A modified Taq polymerase in which a mutation that increases the total charge of glutamic acid at position 742 and alanine at position 743 of Taq polymerase consisting of the amino acid sequence of SEQ ID NO: 2 is introduced , comprising the following (i) and / or (ii) Modified Taq polymerase introduced with the mutation of
(i) The glutamic acid at position 742 of Taq polymerase consisting of the amino acid sequence of SEQ ID NO: 2 is substituted with any of alanine, glutamine, arginine, lysine or histidine
(ii) Alanine at position 743 of Taq polymerase consisting of the amino acid sequence of SEQ ID NO: 2 is substituted with tyrosine, arginine, lysine or histidine The modified Taq polymerase according to claim 1, which is a protein of any one of the following (a) to (c).

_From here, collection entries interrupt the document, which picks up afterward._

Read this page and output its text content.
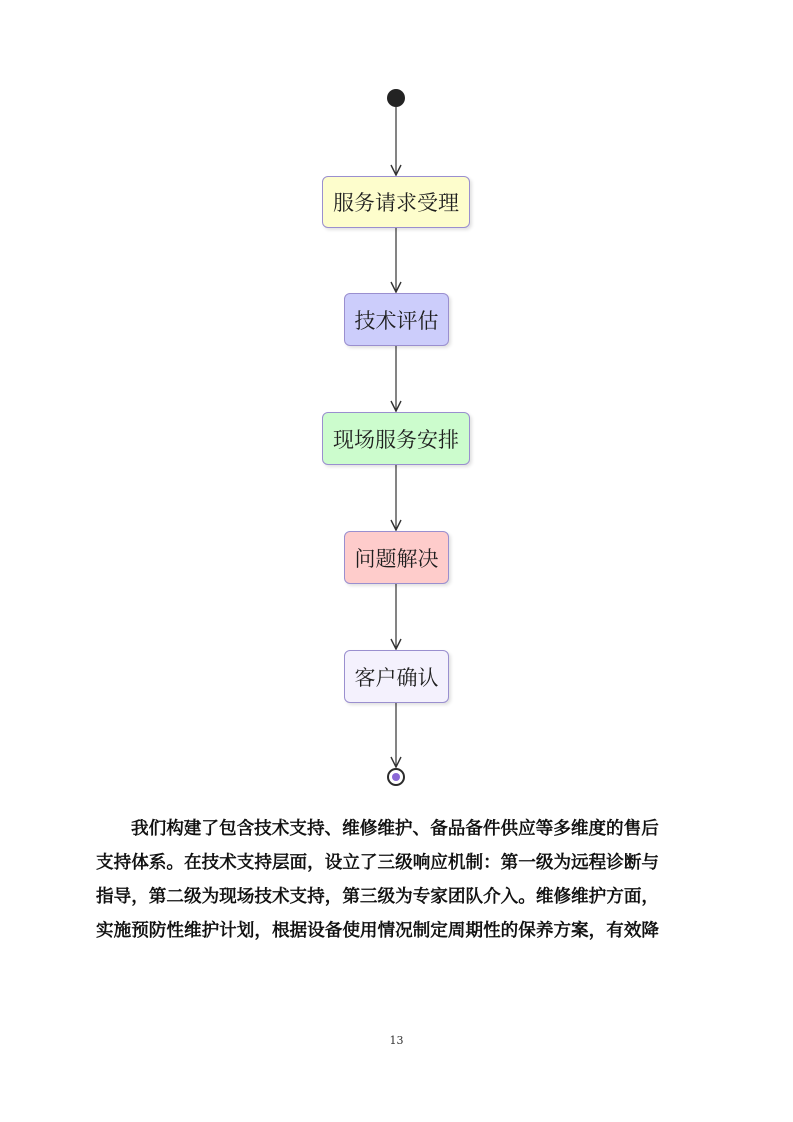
服务请求受理
技术评估
现场服务安排
问题解决
客户确认

我们构建了包含技术支持、维修维护、备品备件供应等多维度的售后

支持体系。在技术支持层面，设立了三级响应机制：第一级为远程诊断与

指导，第二级为现场技术支持，第三级为专家团队介入。维修维护方面，

实施预防性维护计划，根据设备使用情况制定周期性的保养方案，有效降

13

(a) a protein comprising any one of the amino acid sequences of SEQ ID NOs: 4, 6, 8, 10, 12, 14, 16, 18, 20
(b) In the amino acid sequence of any of SEQ ID NOs: 4, 6, 8, 10, 12, 14, 16, 18, 20, one or several amino acids other than the amino acids at positions 742 and 743 are deleted or substituted Alternatively, a protein consisting of an added amino acid sequence and having at least one of primer extension activity, binding activity to a primer annealed to template DNA, and PCR performance higher than Taq polymerase consisting of the amino acid sequence of SEQ ID NO: 2.

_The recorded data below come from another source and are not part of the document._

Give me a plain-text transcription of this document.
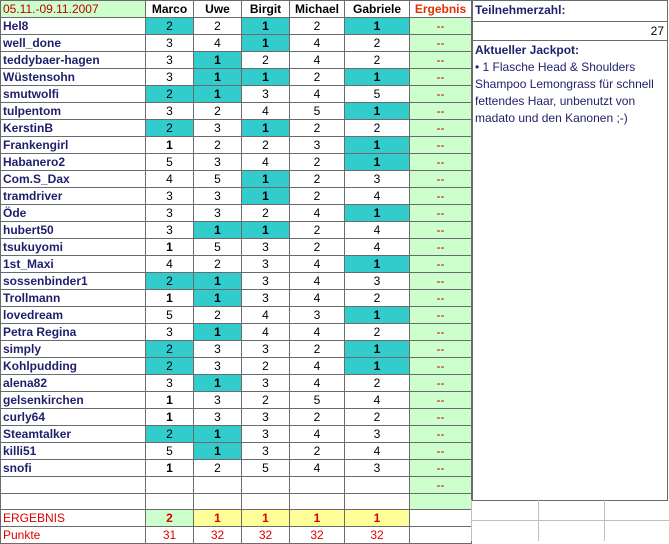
05.11.-09.11.2007	Marco	Uwe	Birgit	Michael	Gabriele	Ergebnis
Hel8	2	2	1	2	1	--
well_done	3	4	1	4	2	--
teddybaer-hagen	3	1	2	4	2	--
Wüstensohn	3	1	1	2	1	--
smutwolfi	2	1	3	4	5	--
tulpentom	3	2	4	5	1	--
KerstinB	2	3	1	2	2	--
Frankengirl	1	2	2	3	1	--
Habanero2	5	3	4	2	1	--
Com.S_Dax	4	5	1	2	3	--
tramdriver	3	3	1	2	4	--
Öde	3	3	2	4	1	--
hubert50	3	1	1	2	4	--
tsukuyomi	1	5	3	2	4	--
1st_Maxi	4	2	3	4	1	--
sossenbinder1	2	1	3	4	3	--
Trollmann	1	1	3	4	2	--
lovedream	5	2	4	3	1	--
Petra Regina	3	1	4	4	2	--
simply	2	3	3	2	1	--
Kohlpudding	2	3	2	4	1	--
alena82	3	1	3	4	2	--
gelsenkirchen	1	3	2	5	4	--
curly64	1	3	3	2	2	--
Steamtalker	2	1	3	4	3	--
killi51	5	1	3	2	4	--
snofi	1	2	5	4	3	--
						--

ERGEBNIS	2	1	1	1	1	
Punkte	31	32	32	32	32	
Teilnehmerzahl:
27
Aktueller Jackpot:
• 1 Flasche Head & Shoulders Shampoo Lemongrass für schnell fettendes Haar, unbenutzt von madato und den Kanonen ;-)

(c) Coded by DNA that hybridizes under highly stringent conditions with DNA complementary to DNA consisting of any nucleotide sequence of SEQ ID NOs: 3, 5, 7, 9, 11, 13, 15, 17, 19 The amino acid encoded by the codon consisting of nucleotides 2224 to 2226 and the amino acid encoded by the codon consisting of nucleotides 2227 to 2229 in the nucleotide sequence are conserved, and primer extension activity, A protein having at least one of the binding activity to the primer annealed to the template DNA and the PCR performance higher than Taq polymerase consisting of the amino acid sequence of SEQ ID NO: 2. The modified Taq polymerase according to claim 1 or 2 , wherein a mutation in which phenylalanine at position 667 of Taq polymerase consisting of the amino acid sequence of SEQ ID NO: 2 is substituted with tyrosine is introduced. A modified Taq polymerase fragment comprising an amino acid sequence excluding amino acids from the N-terminal to the 280th position of the modified Taq polymerase according to any one of claims 1 to 3 . DNA encoding the modified Taq polymerase according to any one of claims 1 to 3 or the modified Taq polymerase fragment according to claim 4 . A recombinant vector comprising the DNA according to claim 5 . A transformant comprising the recombinant vector according to claim 6 . A method for producing the modified Taq polymerase according to any one of claims 1 to 3 , or the modified Taq polymerase fragment according to claim 4 , comprising culturing the transformant according to claim 7 . A method for amplifying DNA using the modified Taq polymerase according to any one of claims 1 to 3 or the modified Taq polymerase fragment according to claim 4 . Furthermore, the method of Claim 9 using a family B type DNA polymerase. A DNA amplification kit comprising the modified Taq polymerase according to any one of claims 1 to 3 or the modified Taq polymerase fragment according to claim 4 . The kit according to claim 11 , further comprising a family B type DNA polymerase.